I was going to round on him, but he looked genuine.

“Yeah,” I agreed. “But what can I do about that?

I think I looked sad because Ben stopped setting up his work area and came over to give me a hug, which turned into him leading me gently over to the cushions he’d put down so he could get me ready.

I wondered, as Ben sprayed my hair and painted my face, if my memory of James holding me during the night was from a dream, or if it had actually happened.

~

I exchanged greetings with Kit and Mark, who were finishing laying out all the stuff they’d had to pack up from our booth the day before, waved to Kristen and Maria, and accepted a friendly nudge from Emily, who waved a bag of jelly babies at me. I took one.

“Have a handful,” she said. “Stops you from getting a dry throat from talking, but doesn’t make you have to pee.”

I took three more.

Now that I was back on the show floor I was a lot more relaxed about the prospect of another day at the expo. Perhaps it was because I’d fallen further into my role — as my possible (probable?) failure to appear believably male the previous night indicated — and perhaps it was because I’d actually got some half-decent sleep. I trembled a little as I remembered exactly who I’d spent the night with, and gave myself permission to think for a few seconds about how James had looked in just his (tight) t-shirt and boxers; about how he’d smiled at me as I fell asleep.

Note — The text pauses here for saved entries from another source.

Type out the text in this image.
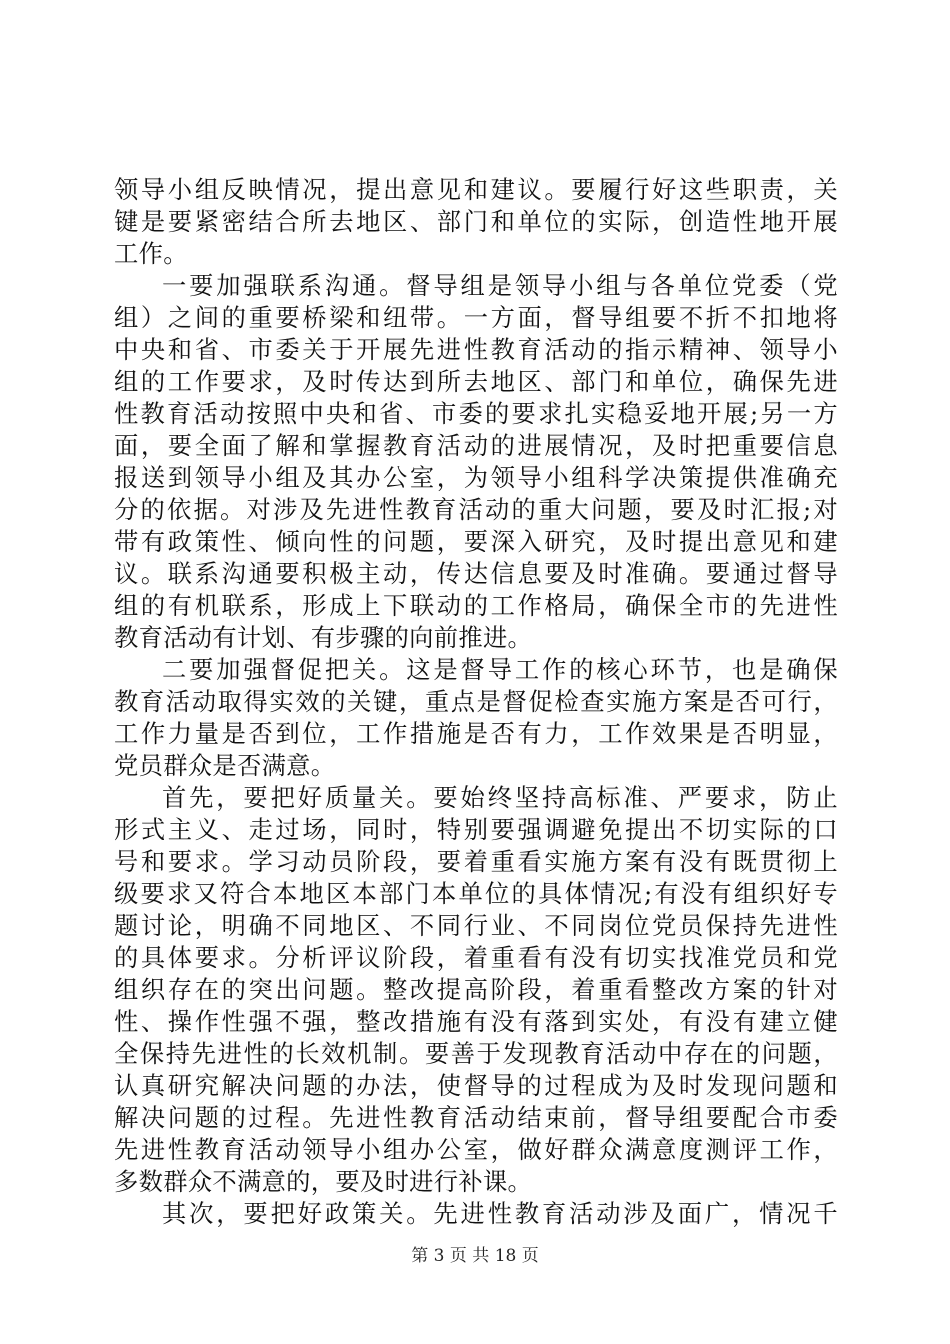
领导小组反映情况，提出意见和建议。要履行好这些职责，关
键是要紧密结合所去地区、部门和单位的实际，创造性地开展
工作。
一要加强联系沟通。督导组是领导小组与各单位党委（党
组）之间的重要桥梁和纽带。一方面，督导组要不折不扣地将
中央和省、市委关于开展先进性教育活动的指示精神、领导小
组的工作要求，及时传达到所去地区、部门和单位，确保先进
性教育活动按照中央和省、市委的要求扎实稳妥地开展;另一方
面，要全面了解和掌握教育活动的进展情况，及时把重要信息
报送到领导小组及其办公室，为领导小组科学决策提供准确充
分的依据。对涉及先进性教育活动的重大问题，要及时汇报;对
带有政策性、倾向性的问题，要深入研究，及时提出意见和建
议。联系沟通要积极主动，传达信息要及时准确。要通过督导
组的有机联系，形成上下联动的工作格局，确保全市的先进性
教育活动有计划、有步骤的向前推进。
二要加强督促把关。这是督导工作的核心环节，也是确保
教育活动取得实效的关键，重点是督促检查实施方案是否可行，
工作力量是否到位，工作措施是否有力，工作效果是否明显，
党员群众是否满意。
首先，要把好质量关。要始终坚持高标准、严要求，防止
形式主义、走过场，同时，特别要强调避免提出不切实际的口
号和要求。学习动员阶段，要着重看实施方案有没有既贯彻上
级要求又符合本地区本部门本单位的具体情况;有没有组织好专
题讨论，明确不同地区、不同行业、不同岗位党员保持先进性
的具体要求。分析评议阶段，着重看有没有切实找准党员和党
组织存在的突出问题。整改提高阶段，着重看整改方案的针对
性、操作性强不强，整改措施有没有落到实处，有没有建立健
全保持先进性的长效机制。要善于发现教育活动中存在的问题，
认真研究解决问题的办法，使督导的过程成为及时发现问题和
解决问题的过程。先进性教育活动结束前，督导组要配合市委
先进性教育活动领导小组办公室，做好群众满意度测评工作，
多数群众不满意的，要及时进行补课。
其次，要把好政策关。先进性教育活动涉及面广，情况千
第 3 页 共 18 页
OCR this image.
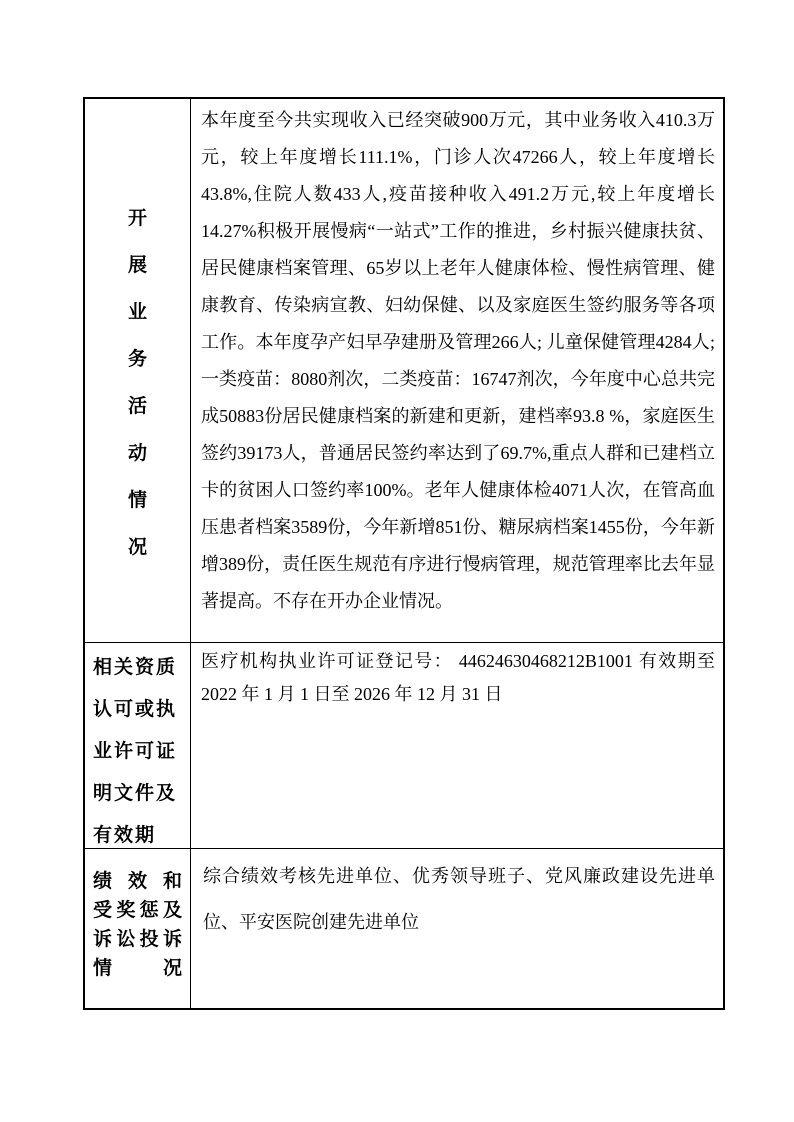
开
展
业
务
活
动
情
况

本年度至今共实现收入已经突破900万元，其中业务收入410.3万元，较上年度增长111.1%，门诊人次47266人，较上年度增长43.8%,住院人数433人,疫苗接种收入491.2万元,较上年度增长14.27%积极开展慢病“一站式”工作的推进，乡村振兴健康扶贫、居民健康档案管理、65岁以上老年人健康体检、慢性病管理、健康教育、传染病宣教、妇幼保健、以及家庭医生签约服务等各项工作。本年度孕产妇早孕建册及管理266人; 儿童保健管理4284人; 一类疫苗：8080剂次，二类疫苗：16747剂次，今年度中心总共完成50883份居民健康档案的新建和更新，建档率93.8 %，家庭医生签约39173人，普通居民签约率达到了69.7%,重点人群和已建档立卡的贫困人口签约率100%。老年人健康体检4071人次，在管高血压患者档案3589份，今年新增851份、糖尿病档案1455份，今年新增389份，责任医生规范有序进行慢病管理，规范管理率比去年显著提高。不存在开办企业情况。

相关资质
认可或执
业许可证
明文件及
有效期

医疗机构执业许可证登记号： 44624630468212B1001 有效期至 2022 年 1 月 1 日至 2026 年 12 月 31 日

绩效和
受奖惩及
诉讼投诉
情况

综合绩效考核先进单位、优秀领导班子、党风廉政建设先进单位、平安医院创建先进单位
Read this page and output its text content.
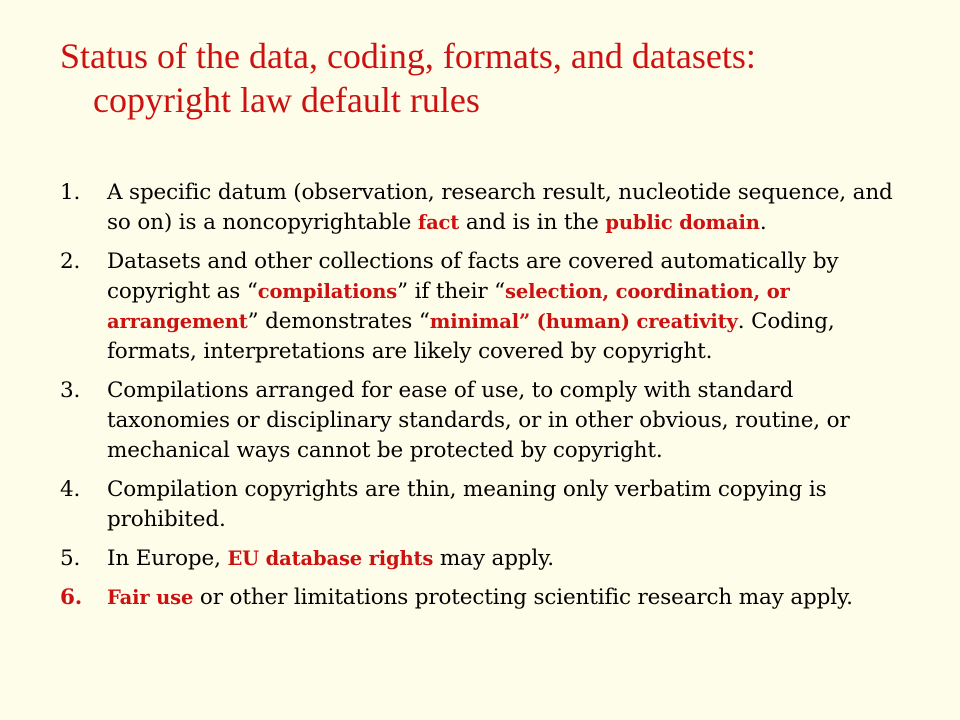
Status of the data, coding, formats, and datasets:
copyright law default rules
1. A specific datum (observation, research result, nucleotide sequence, and so on) is a noncopyrightable fact and is in the public domain.
2. Datasets and other collections of facts are covered automatically by copyright as “compilations” if their “selection, coordination, or arrangement” demonstrates “minimal” (human) creativity. Coding, formats, interpretations are likely covered by copyright.
3. Compilations arranged for ease of use, to comply with standard taxonomies or disciplinary standards, or in other obvious, routine, or mechanical ways cannot be protected by copyright.
4. Compilation copyrights are thin, meaning only verbatim copying is prohibited.
5. In Europe, EU database rights may apply.
6. Fair use or other limitations protecting scientific research may apply.
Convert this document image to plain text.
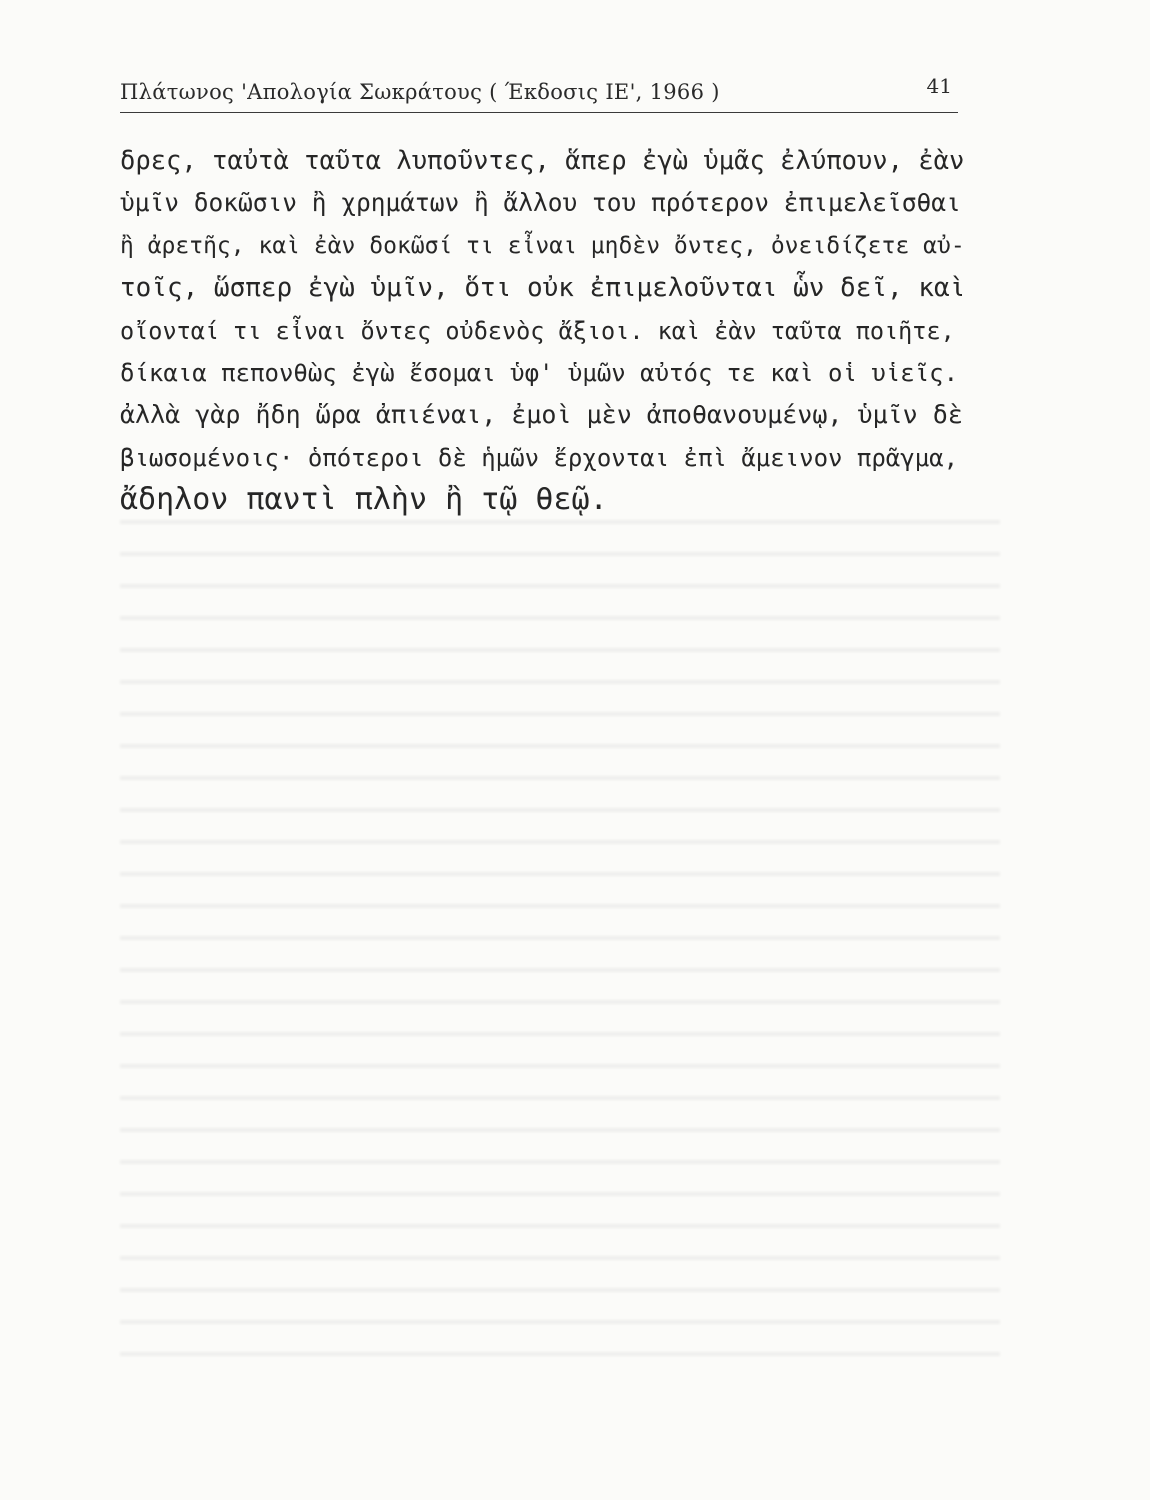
Πλάτωνος 'Απολογία Σωκράτους ( Έκδοσις ΙΕ', 1966 )	41
δρες, ταὐτὰ ταῦτα λυποῦντες, ἅπερ ἐγὼ ὑμᾶς ἐλύπουν, ἐὰν
ὑμῖν δοκῶσιν ἢ χρημάτων ἢ ἄλλου του πρότερον ἐπιμελεῖσθαι
ἢ ἀρετῆς, καὶ ἐὰν δοκῶσί τι εἶναι μηδὲν ὄντες, ὀνειδίζετε αὐ-
τοῖς, ὥσπερ ἐγὼ ὑμῖν, ὅτι οὐκ ἐπιμελοῦνται ὧν δεῖ, καὶ
οἴονταί τι εἶναι ὄντες οὐδενὸς ἄξιοι. καὶ ἐὰν ταῦτα ποιῆτε,
δίκαια πεπονθὼς ἐγὼ ἔσομαι ὑφ' ὑμῶν αὐτός τε καὶ οἱ υἱεῖς.
ἀλλὰ γὰρ ἤδη ὥρα ἀπιέναι, ἐμοὶ μὲν ἀποθανουμένῳ, ὑμῖν δὲ
βιωσομένοις· ὁπότεροι δὲ ἡμῶν ἔρχονται ἐπὶ ἄμεινον πρᾶγμα,
ἄδηλον παντὶ πλὴν ἢ τῷ θεῷ.
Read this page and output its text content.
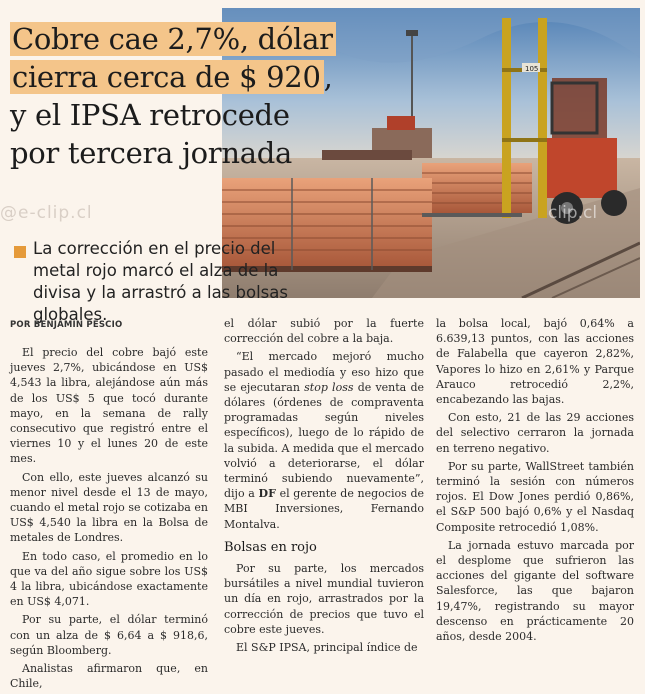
105
Cobre cae 2,7%, dólar
cierra cerca de $ 920 ,
y el IPSA retrocede
por tercera jornada
@e-clip.cl	clip.cl
La corrección en el precio del metal rojo marcó el alza de la divisa y la arrastró a las bolsas globales.
POR BENJAMÍN PESCIO

El precio del cobre bajó este jueves 2,7%, ubicándose en US$ 4,543 la libra, alejándose aún más de los US$ 5 que tocó durante mayo, en la semana de rally consecutivo que registró entre el viernes 10 y el lunes 20 de este mes.

Con ello, este jueves alcanzó su menor nivel desde el 13 de mayo, cuando el metal rojo se cotizaba en US$ 4,540 la libra en la Bolsa de metales de Londres.

En todo caso, el promedio en lo que va del año sigue sobre los US$ 4 la libra, ubicándose exactamente en US$ 4,071.

Por su parte, el dólar terminó con un alza de $ 6,64 a $ 918,6, según Bloomberg.

Analistas afirmaron que, en Chile,

el dólar subió por la fuerte corrección del cobre a la baja.

“El mercado mejoró mucho pasado el mediodía y eso hizo que se ejecutaran stop loss de venta de dólares (órdenes de compraventa programadas según niveles específicos), luego de lo rápido de la subida. A medida que el mercado volvió a deteriorarse, el dólar terminó subiendo nuevamente”, dijo a DF el gerente de negocios de MBI Inversiones, Fernando Montalva.

Bolsas en rojo

Por su parte, los mercados bursátiles a nivel mundial tuvieron un día en rojo, arrastrados por la corrección de precios que tuvo el cobre este jueves.

El S&P IPSA, principal índice de

la bolsa local, bajó 0,64% a 6.639,13 puntos, con las acciones de Falabella que cayeron 2,82%, Vapores lo hizo en 2,61% y Parque Arauco retrocedió 2,2%, encabezando las bajas.

Con esto, 21 de las 29 acciones del selectivo cerraron la jornada en terreno negativo.

Por su parte, WallStreet también terminó la sesión con números rojos. El Dow Jones perdió 0,86%, el S&P 500 bajó 0,6% y el Nasdaq Composite retrocedió 1,08%.

La jornada estuvo marcada por el desplome que sufrieron las acciones del gigante del software Salesforce, las que bajaron 19,47%, registrando su mayor descenso en prácticamente 20 años, desde 2004.
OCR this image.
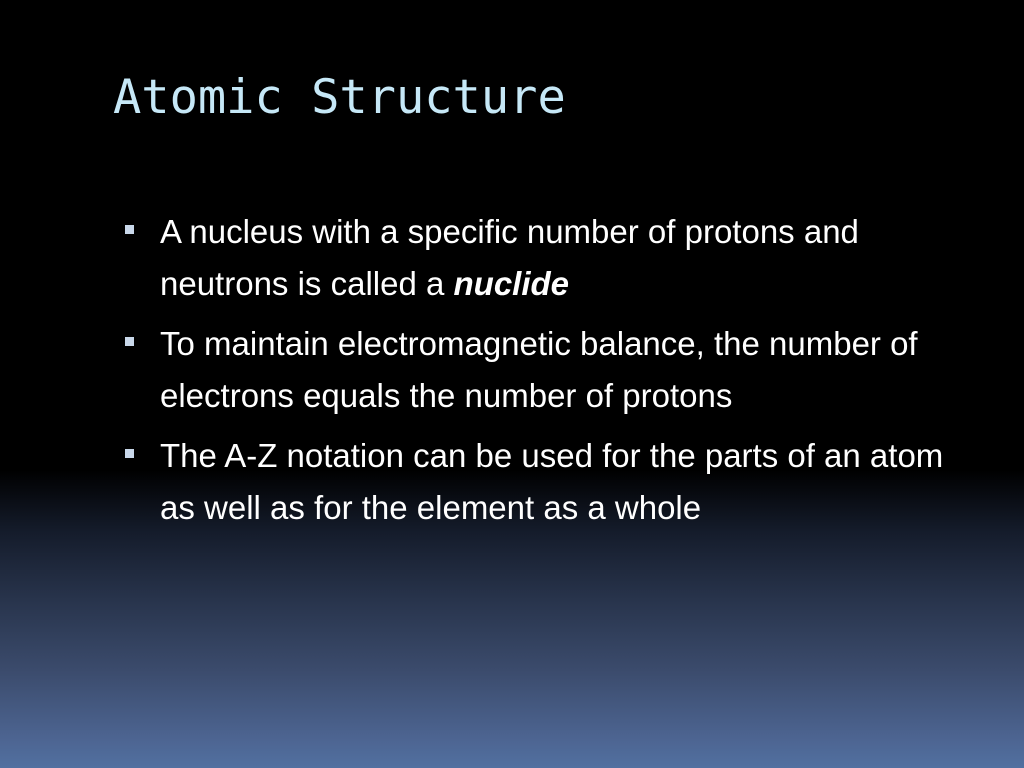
Atomic Structure
A nucleus with a specific number of protons and neutrons is called a nuclide
To maintain electromagnetic balance, the number of electrons equals the number of protons
The A-Z notation can be used for the parts of an atom as well as for the element as a whole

On cue, James appeared from the staff door nearest our booth, talking with a woman I recognised as being from one of the larger companies, the ones that had spent Friday circling small outfits like ours looking for buy (or buy-out) opportunities. He saw me looking and smiled at me. I smiled back. He shook hands with the woman, walked over, and got me in a shoulder hug. I leaned in, pressing my head against him. He was warm, and pleasingly firm. My compliments to his gym membership.

“Hi, Alex,” he said, looking down at me. I liked wearing heels around him because I didn’t have to look up as far. And he’d said they made my legs look good.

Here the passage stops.